85 anni di storia, gioia e dolore, ma quale futuro? È l’interrogativo che si pongono i tifosi del Manfredonia. “La pazienza è finita e di conseguenza è arrivato il momento di farsi sentire – si legge nella nota emessa dai tifosi -. Sono giorni particolari per il calcio sipontino. Siamo ad ottobre e come tutti sappiamo, 85 anni fa fu fondata l’As Manfredonia, squadra che da allora rappresenta la nostra città a livello calcistico. 85 anni di gioie e di dolori, 85 anni di tradizione e passione, 85 anni che hanno unito varie generazioni. Ora si spera che tutto questo non finisca”.

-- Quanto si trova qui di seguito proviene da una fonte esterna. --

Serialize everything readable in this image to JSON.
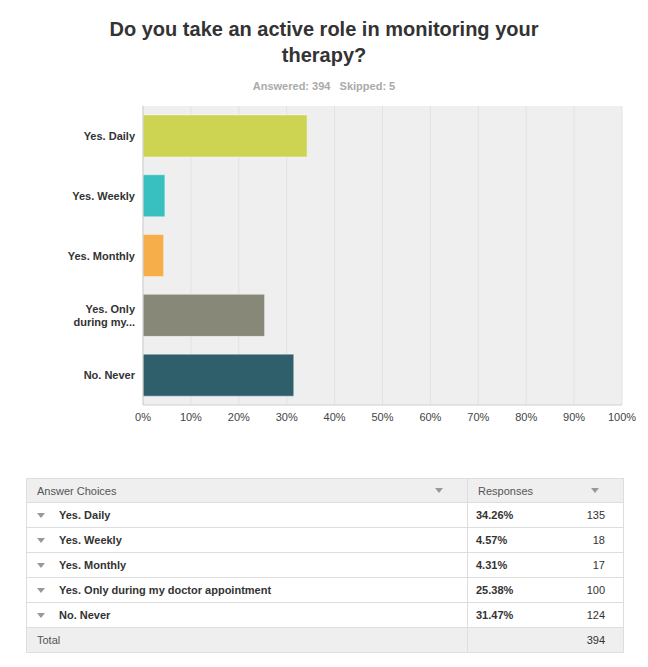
{
  "chart_data": {
    "type": "bar",
    "title": "Do you take an active role in monitoring your therapy?",
    "subtitle": "Answered: 394   Skipped: 5",
    "orientation": "horizontal",
    "categories": [
      "Yes. Daily",
      "Yes. Weekly",
      "Yes. Monthly",
      "Yes. Only during my...",
      "No. Never"
    ],
    "values": [
      34.26,
      4.57,
      4.31,
      25.38,
      31.47
    ],
    "colors": [
      "#cdd452",
      "#38bfc0",
      "#f5ae4a",
      "#888878",
      "#2f5f6b"
    ],
    "xlim": [
      0,
      100
    ],
    "xticks": [
      {
        "value": 0,
        "label": "0%"
      },
      {
        "value": 10,
        "label": "10%"
      },
      {
        "value": 20,
        "label": "20%"
      },
      {
        "value": 30,
        "label": "30%"
      },
      {
        "value": 40,
        "label": "40%"
      },
      {
        "value": 50,
        "label": "50%"
      },
      {
        "value": 60,
        "label": "60%"
      },
      {
        "value": 70,
        "label": "70%"
      },
      {
        "value": 80,
        "label": "80%"
      },
      {
        "value": 90,
        "label": "90%"
      },
      {
        "value": 100,
        "label": "100%"
      }
    ],
    "grid": true
  },
  "table": {
    "header": [
      "Answer Choices",
      "Responses"
    ],
    "rows": [
      [
        "Yes. Daily",
        "34.26%",
        135
      ],
      [
        "Yes. Weekly",
        "4.57%",
        18
      ],
      [
        "Yes. Monthly",
        "4.31%",
        17
      ],
      [
        "Yes. Only during my doctor appointment",
        "25.38%",
        100
      ],
      [
        "No. Never",
        "31.47%",
        124
      ]
    ],
    "total": [
      "Total",
      394
    ]
  }
}
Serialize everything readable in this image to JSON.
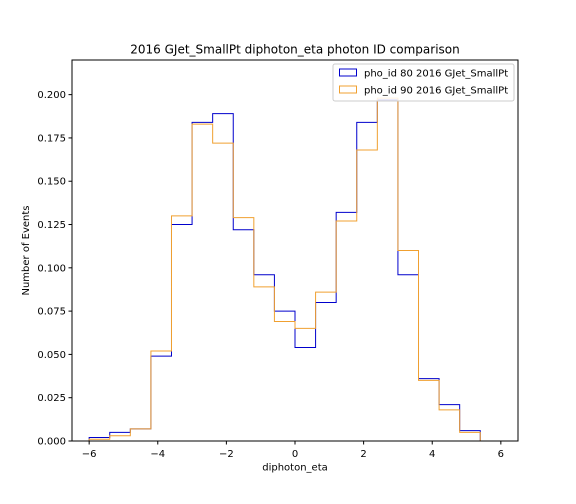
{
  "chart_data": {
    "type": "step-histogram",
    "title": "2016 GJet_SmallPt diphoton_eta photon ID comparison",
    "xlabel": "diphoton_eta",
    "ylabel": "Number of Events",
    "xlim": [
      -6.5,
      6.5
    ],
    "ylim": [
      0,
      0.22
    ],
    "xticks": [
      -6,
      -4,
      -2,
      0,
      2,
      4,
      6
    ],
    "xtick_labels": [
      "−6",
      "−4",
      "−2",
      "0",
      "2",
      "4",
      "6"
    ],
    "yticks": [
      0,
      0.025,
      0.05,
      0.075,
      0.1,
      0.125,
      0.15,
      0.175,
      0.2
    ],
    "ytick_labels": [
      "0.000",
      "0.025",
      "0.050",
      "0.075",
      "0.100",
      "0.125",
      "0.150",
      "0.175",
      "0.200"
    ],
    "grid": false,
    "legend_position": "upper right",
    "bin_edges": [
      -6.0,
      -5.4,
      -4.8,
      -4.2,
      -3.6,
      -3.0,
      -2.4,
      -1.8,
      -1.2,
      -0.6,
      0.0,
      0.6,
      1.2,
      1.8,
      2.4,
      3.0,
      3.6,
      4.2,
      4.8,
      5.4
    ],
    "series": [
      {
        "name": "pho_id 80 2016 GJet_SmallPt",
        "color": "#0000cc",
        "values": [
          0.002,
          0.005,
          0.007,
          0.049,
          0.125,
          0.184,
          0.189,
          0.122,
          0.096,
          0.075,
          0.054,
          0.08,
          0.132,
          0.184,
          0.197,
          0.096,
          0.036,
          0.021,
          0.006
        ]
      },
      {
        "name": "pho_id 90 2016 GJet_SmallPt",
        "color": "#f0a030",
        "values": [
          0.001,
          0.003,
          0.007,
          0.052,
          0.13,
          0.183,
          0.172,
          0.129,
          0.089,
          0.069,
          0.065,
          0.086,
          0.127,
          0.168,
          0.198,
          0.11,
          0.035,
          0.018,
          0.005
        ]
      }
    ]
  }
}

Una crisi iniziata già da qualche anno. “Siamo costretti a subire frustrazioni e umiliazioni che non auguriamo a nessun tifoso al mondo. Anche quest’anno il presidente si è lamentato di non farcela, di essere solo e di essere stato abbandonato dalla politica e dagli imprenditori locali, ma adesso che siamo sul punto di non ritorno a chi dobbiamo chiedere spiegazioni? Chi deve dirci perché si è partiti senza una vera programmazione? Chi sono i “dirigenti” che devono metterci la faccia?”.

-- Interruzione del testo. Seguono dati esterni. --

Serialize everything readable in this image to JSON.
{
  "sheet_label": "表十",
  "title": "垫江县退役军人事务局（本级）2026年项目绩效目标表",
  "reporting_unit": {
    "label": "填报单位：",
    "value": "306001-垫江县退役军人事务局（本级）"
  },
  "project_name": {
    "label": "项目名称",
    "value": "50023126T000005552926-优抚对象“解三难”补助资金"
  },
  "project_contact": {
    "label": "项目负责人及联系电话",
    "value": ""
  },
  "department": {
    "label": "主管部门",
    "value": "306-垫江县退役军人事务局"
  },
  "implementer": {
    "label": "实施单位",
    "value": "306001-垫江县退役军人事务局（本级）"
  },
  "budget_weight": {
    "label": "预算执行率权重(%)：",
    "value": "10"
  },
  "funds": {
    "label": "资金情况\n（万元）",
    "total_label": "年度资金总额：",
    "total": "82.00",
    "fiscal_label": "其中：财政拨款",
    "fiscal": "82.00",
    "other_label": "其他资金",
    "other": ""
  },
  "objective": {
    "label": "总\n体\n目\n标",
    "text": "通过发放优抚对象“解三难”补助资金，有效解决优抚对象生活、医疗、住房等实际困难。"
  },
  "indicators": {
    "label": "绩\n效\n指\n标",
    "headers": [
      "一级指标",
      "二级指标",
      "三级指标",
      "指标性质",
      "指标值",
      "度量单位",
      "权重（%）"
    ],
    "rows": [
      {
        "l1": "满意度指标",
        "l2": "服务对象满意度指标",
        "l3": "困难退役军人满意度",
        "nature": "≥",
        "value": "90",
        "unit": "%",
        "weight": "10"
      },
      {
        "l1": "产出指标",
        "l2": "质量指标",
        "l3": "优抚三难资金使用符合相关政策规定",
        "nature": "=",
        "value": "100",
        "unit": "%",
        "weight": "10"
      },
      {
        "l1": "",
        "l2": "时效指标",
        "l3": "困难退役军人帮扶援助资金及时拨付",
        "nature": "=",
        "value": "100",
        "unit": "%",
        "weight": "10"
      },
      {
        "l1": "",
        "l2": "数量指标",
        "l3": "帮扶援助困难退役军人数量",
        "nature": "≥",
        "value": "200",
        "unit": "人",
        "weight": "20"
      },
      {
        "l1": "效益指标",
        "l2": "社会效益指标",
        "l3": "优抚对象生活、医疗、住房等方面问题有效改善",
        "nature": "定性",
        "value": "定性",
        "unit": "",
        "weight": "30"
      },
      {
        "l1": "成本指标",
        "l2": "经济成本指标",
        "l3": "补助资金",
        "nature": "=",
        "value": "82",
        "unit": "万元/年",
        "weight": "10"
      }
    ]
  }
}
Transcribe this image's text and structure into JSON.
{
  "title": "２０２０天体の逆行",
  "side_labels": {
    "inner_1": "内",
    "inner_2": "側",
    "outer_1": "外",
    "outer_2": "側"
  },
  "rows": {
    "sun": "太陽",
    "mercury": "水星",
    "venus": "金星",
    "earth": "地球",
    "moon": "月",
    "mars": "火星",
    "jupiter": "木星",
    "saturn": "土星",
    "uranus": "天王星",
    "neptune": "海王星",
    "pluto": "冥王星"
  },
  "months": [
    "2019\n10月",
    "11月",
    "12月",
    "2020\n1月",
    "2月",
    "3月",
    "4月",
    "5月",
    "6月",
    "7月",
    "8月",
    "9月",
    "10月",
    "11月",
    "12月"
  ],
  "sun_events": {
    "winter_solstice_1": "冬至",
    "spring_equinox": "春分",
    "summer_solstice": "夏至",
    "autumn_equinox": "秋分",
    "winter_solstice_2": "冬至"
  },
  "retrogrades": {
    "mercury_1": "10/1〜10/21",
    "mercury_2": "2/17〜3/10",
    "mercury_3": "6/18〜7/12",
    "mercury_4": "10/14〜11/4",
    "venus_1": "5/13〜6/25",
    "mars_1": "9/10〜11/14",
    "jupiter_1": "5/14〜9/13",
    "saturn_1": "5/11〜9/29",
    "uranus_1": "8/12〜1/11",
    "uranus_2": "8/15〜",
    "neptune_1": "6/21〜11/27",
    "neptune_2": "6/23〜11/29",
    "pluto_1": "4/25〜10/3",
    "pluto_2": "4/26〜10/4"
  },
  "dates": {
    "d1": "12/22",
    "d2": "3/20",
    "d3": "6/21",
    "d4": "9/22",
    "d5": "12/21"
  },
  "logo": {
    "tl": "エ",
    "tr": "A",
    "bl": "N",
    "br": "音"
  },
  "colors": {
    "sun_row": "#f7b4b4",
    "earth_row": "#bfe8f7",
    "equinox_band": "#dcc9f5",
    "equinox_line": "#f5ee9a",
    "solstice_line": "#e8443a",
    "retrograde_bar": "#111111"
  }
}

Anche l’avvio di campionato non è stato dei migliori, cinque sconfitte consecutive e due pareggi con Aversa e Pomigliano. “Siamo ultimi in classifica. Noi ci riteniamo ancora tali, anche se ai ragazzi che scendono in campo va tutto il nostro rispetto. Nonostante i limiti fisici e tecnici ci stanno mettendo anima e cuore. Siamo ancora ultimi perchè non abbiamo una vera società che dopo due pareggi consecutivi dovrebbe rassicurare l’ambiente e il proprio staff tecnico. Siamo ancora ultimi perché dopo il pareggio interno di domenica, tutto ancora tace, anzi le parole post-gara del direttore sportivo sono molto preoccupanti e non fanno ben sperare. Il copione sembra ormai simile a quello degli ultimi 5 anni con la differenza che quest’anno la classifica è demoralizzante, cosa che credevamo difficile con l’arrivo di pedine dal nome rassicurante arrivate in riva al golfo non certo per opera dell’attuale società capitanata da Antonio Sdanga. Infatti – aggiungono – in virtù di questa indefinibile situazione, questa Società è costretta a dipendere ormai da anni dalle promesse della politica. Promesse che non vengono mantenute. Il perché non è dato saperlo, fatto sta che gli imprenditori del posto sembrano aver dimenticato la squadra della loro città, di cui si vantano di sostenere. Il risultato è che un’intera tifoseria vede da anni mortificata la sua legittima voglia di esser fiera della propria squadra. Viene meno ormai qualsiasi aspettativa che possa accendere quell’entusiasmo che questa piazza merita. Sta così morendo lentamente l’ultimo baluardo dell’aggregazione sociale cittadina, muore così quel sentimento di appartenenza, anche tra i più giovani, che solo il calcio sa dare. Muore, sotto lo sguardo impassibile di chi ha la possibilità e non fa nulla, un pezzo di storia della città. Noi chiediamo normalità, noi chiediamo una vera Società un vero progetto calcistico. Siamo stanchi dei silenzi e delle mezze verità – concludono -. Vogliamo chiarezza”.